For all the debates over our intractable political divisions and razor-thin vote marginsaratbet, American presidential elections of late have not been particularly close. Since 2000, the average popular-vote margin is more than 4.6 million. That’s a lot of votes. The appearance that the outcomes are closer is an artifact of the Electoral College, specifically the winner-take-all method of awarding electors, which significantly magnifies the influence of a few arbitrary states.
Swing states, as we call them, are why the presidency has been decided by fewer than 290,000 votes, on average, since 2000. In 2016 and 2020, it was even tighter: A switch of just tens of thousands of votes in a handful of swing states would have reversed the outcomes.
That is why we are forced to care so much about small shifts in votes or in state laws, like the one debated in recent weeks in Nebraska. Since 1992, the deep red state has awarded most of its electors by congressional district, and the Democratic nominee has twice won the Second Congressional District, which includes the state’s largest city, Omaha. State and national Republicans, including Donald Trump, have been pushing hard to switch back to the winner-take-all system, which would deny Vice President Kamala Harris the chance to pick up that elector.

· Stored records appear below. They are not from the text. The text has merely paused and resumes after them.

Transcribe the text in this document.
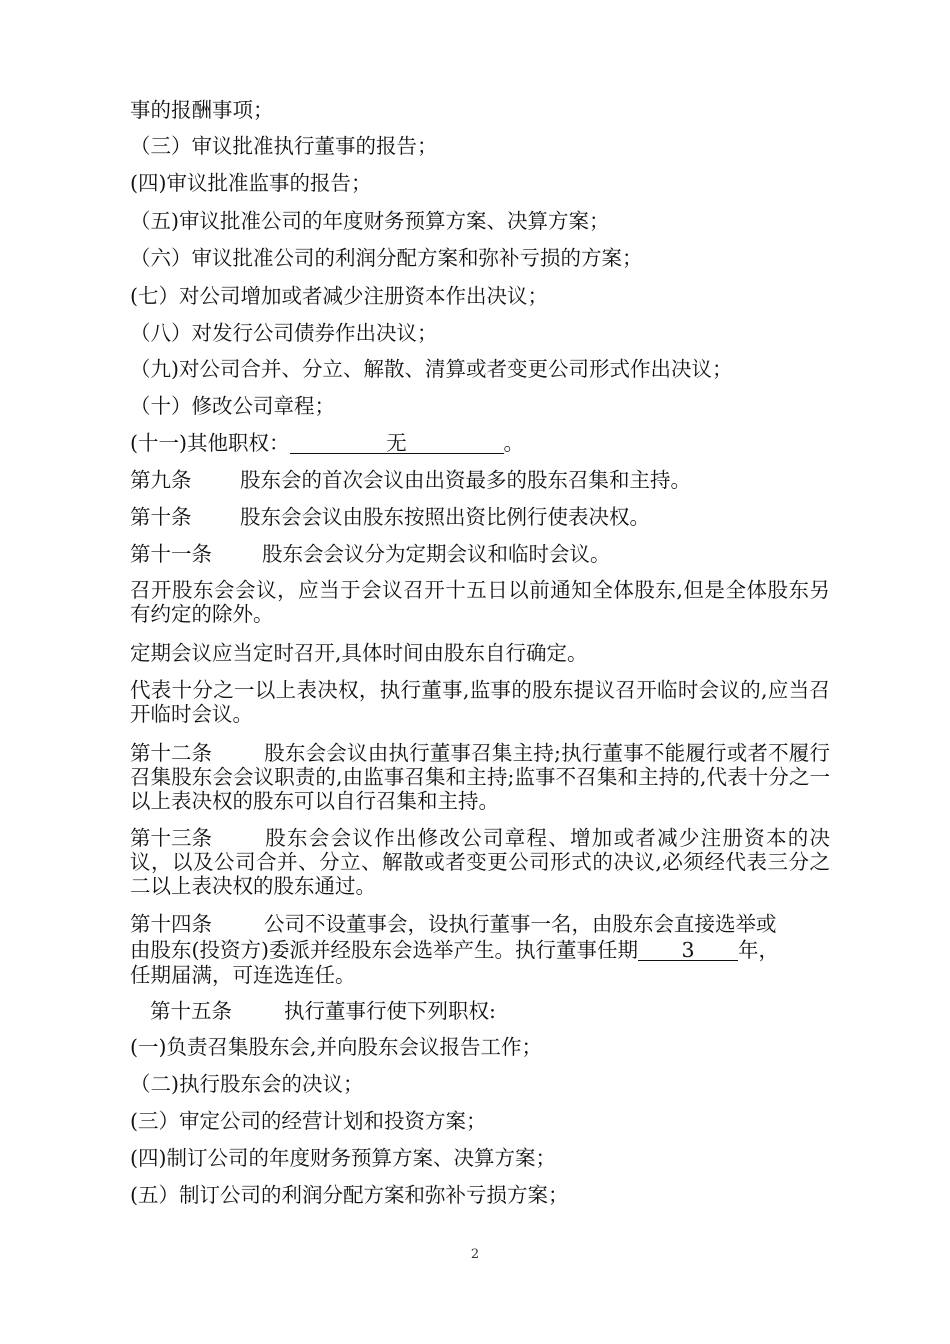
事的报酬事项；
（三）审议批准执行董事的报告；
(四)审议批准监事的报告；
（五)审议批准公司的年度财务预算方案、决算方案；
（六）审议批准公司的利润分配方案和弥补亏损的方案；
(七）对公司增加或者减少注册资本作出决议；
（八）对发行公司债券作出决议；
（九)对公司合并、分立、解散、清算或者变更公司形式作出决议；
（十）修改公司章程；
(十一)其他职权：	无	。
第九条 股东会的首次会议由出资最多的股东召集和主持。
第十条 股东会会议由股东按照出资比例行使表决权。
第十一条 股东会会议分为定期会议和临时会议。
召开股东会会议，应当于会议召开十五日以前通知全体股东,但是全体股东另有约定的除外。
定期会议应当定时召开,具体时间由股东自行确定。
代表十分之一以上表决权，执行董事,监事的股东提议召开临时会议的,应当召开临时会议。
第十二条	股东会会议由执行董事召集主持;执行董事不能履行或者不履行召集股东会会议职责的,由监事召集和主持;监事不召集和主持的,代表十分之一以上表决权的股东可以自行召集和主持。
第十三条	股东会会议作出修改公司章程、增加或者减少注册资本的决议，以及公司合并、分立、解散或者变更公司形式的决议,必须经代表三分之二以上表决权的股东通过。
第十四条	公司不设董事会，设执行董事一名，由股东会直接选举或
由股东(投资方)委派并经股东会选举产生。执行董事任期 3 年，
任期届满，可连选连任。
第十五条	执行董事行使下列职权:
(一)负责召集股东会,并向股东会议报告工作；
（二)执行股东会的决议；
(三）审定公司的经营计划和投资方案；
(四)制订公司的年度财务预算方案、决算方案；
(五）制订公司的利润分配方案和弥补亏损方案；
2
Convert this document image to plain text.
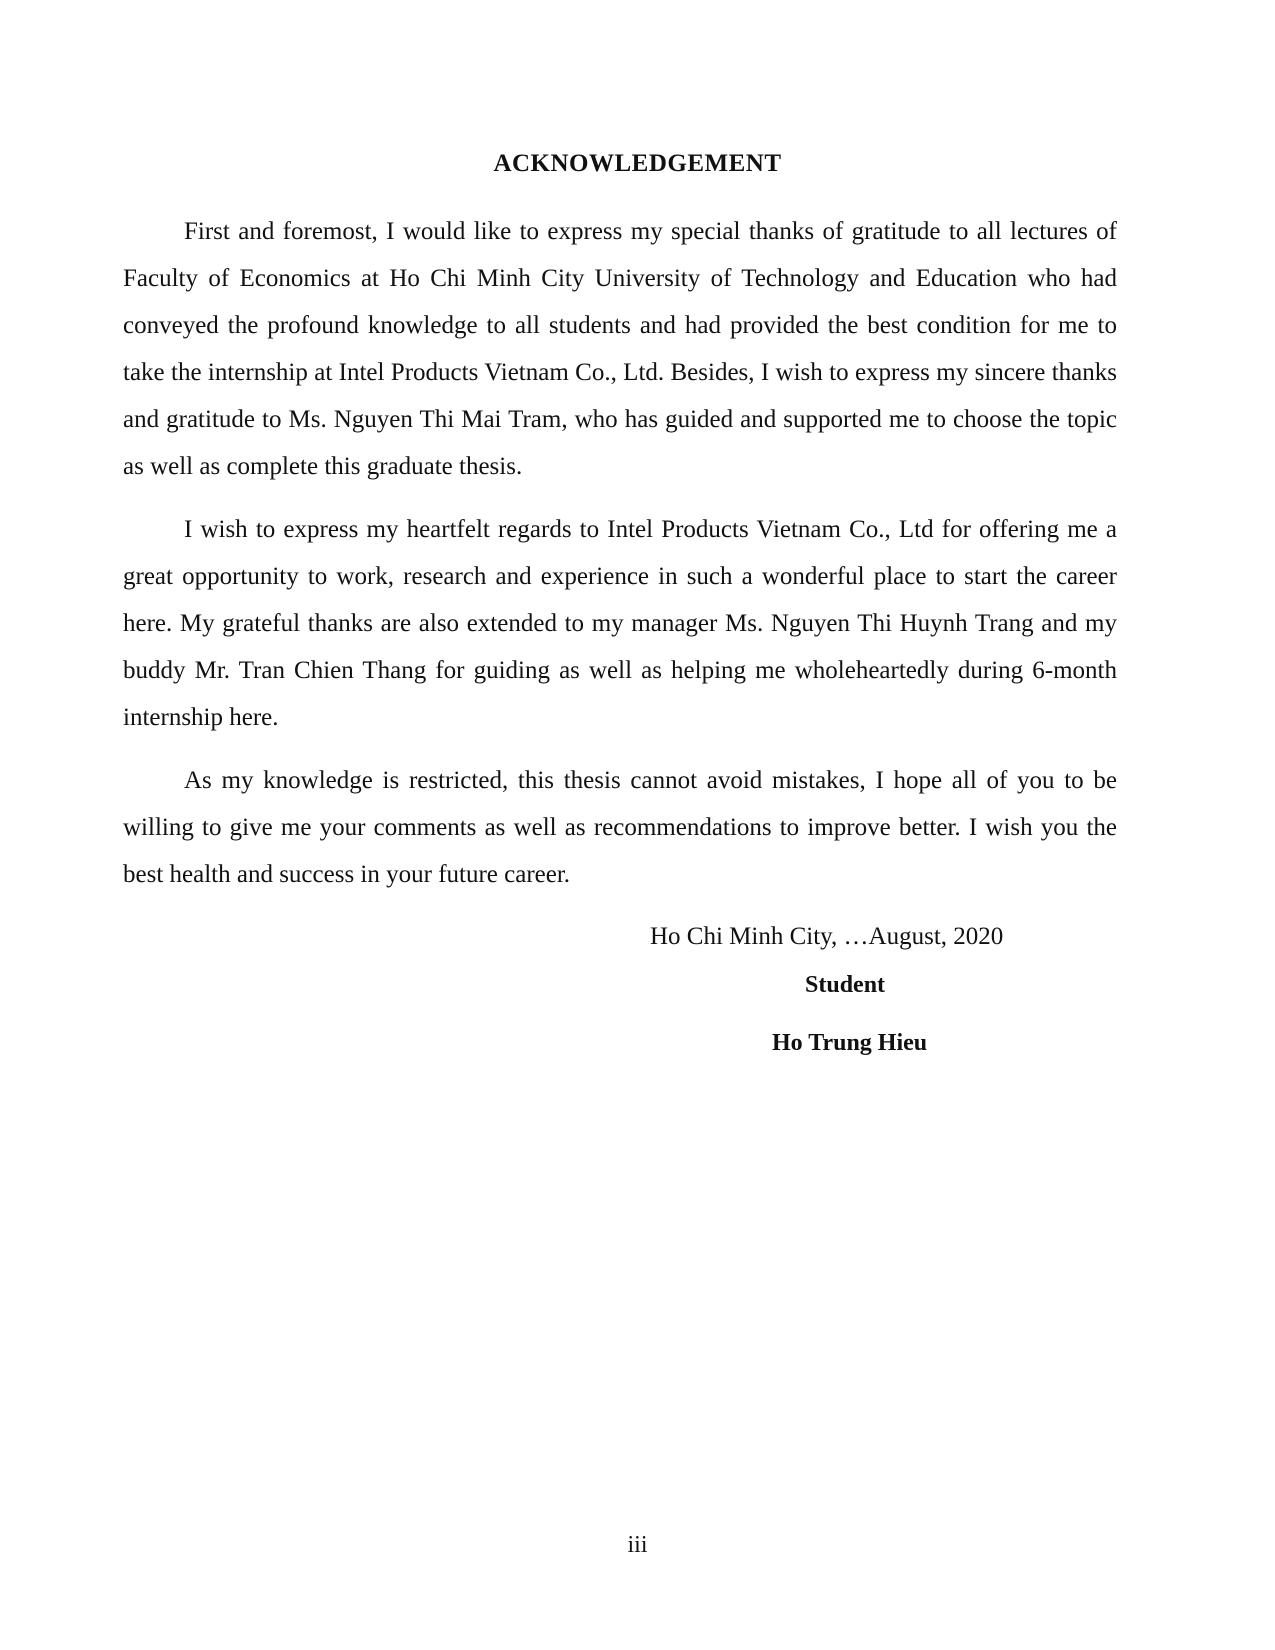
ACKNOWLEDGEMENT

First and foremost, I would like to express my special thanks of gratitude to all lectures of Faculty of Economics at Ho Chi Minh City University of Technology and Education who had conveyed the profound knowledge to all students and had provided the best condition for me to take the internship at Intel Products Vietnam Co., Ltd. Besides, I wish to express my sincere thanks and gratitude to Ms. Nguyen Thi Mai Tram, who has guided and supported me to choose the topic as well as complete this graduate thesis.

I wish to express my heartfelt regards to Intel Products Vietnam Co., Ltd for offering me a great opportunity to work, research and experience in such a wonderful place to start the career here. My grateful thanks are also extended to my manager Ms. Nguyen Thi Huynh Trang and my buddy Mr. Tran Chien Thang for guiding as well as helping me wholeheartedly during 6-month internship here.

As my knowledge is restricted, this thesis cannot avoid mistakes, I hope all of you to be willing to give me your comments as well as recommendations to improve better. I wish you the best health and success in your future career.

Ho Chi Minh City, …August, 2020

Student

Ho Trung Hieu

iii
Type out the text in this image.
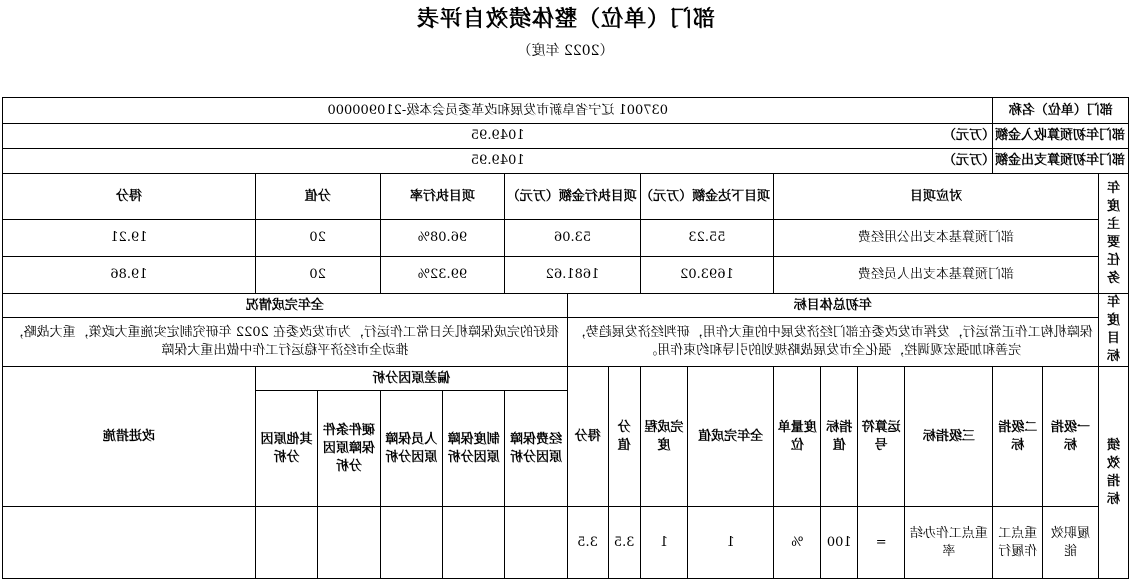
部门（单位）整体绩效自评表
（2022 年度）
部门（单位）名称			037001 辽宁省阜新市发展和改革委员会本级-210900000													
部门年初预算收入金额（万元）			1049.95													
部门年初预算支出金额（万元）			1049.95													
年度主要任务	对应项目						项目下达金额（万元）		项目执行金额（万元）			项目执行率		分值		得分
	部门预算基本支出公用经费						55.23		53.06			96.08%		20		19.21
	部门预算基本支出人员经费						1693.02		1681.62			99.32%		20		19.86
年度目标	年初总体目标										全年完成情况					
	保障机构工作正常运行，发挥市发改委在部门经济发展中的重大作用，研判经济发展趋势，完善和加强宏观调控，强化全市发展战略规划的引导和约束作用。										很好的完成保障机关日常工作运行，为市发改委在 2022 年研究制定实施重大政策，重大战略，推动全市经济平稳运行工作中做出重大保障					
绩效指标	一级指标	二级指标	三级指标	运算符号	指标值	度量单位	全年完成值	完成程度	分值	得分	偏差原因分析					改进措施
											经费保障原因分析	制度保障原因分析	人员保障原因分析	硬件条件保障原因分析	其他原因分析	
	履职效能	重点工作履行	重点工作办结率	=	100	%	1	1	3.5	3.5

They nearly succeeded until Mike McDonnell, a Republican state senator, announced this week that he would not join his colleagues, killing the switch, at least for now.
“Elections should be an opportunity for all voters to be heard, no matter who they are, where they live or what party they support,” he said in a statement. It’s a critically important principle, and Mr. McDonnell deserves credit for putting it above his party’s wishes.
Yet it would be a mistake to think of what just happened in Nebraska as being in the rearview mirror; rather, as long as we continue to choose our president through the mechanism of the Electoral College, it is a harbinger.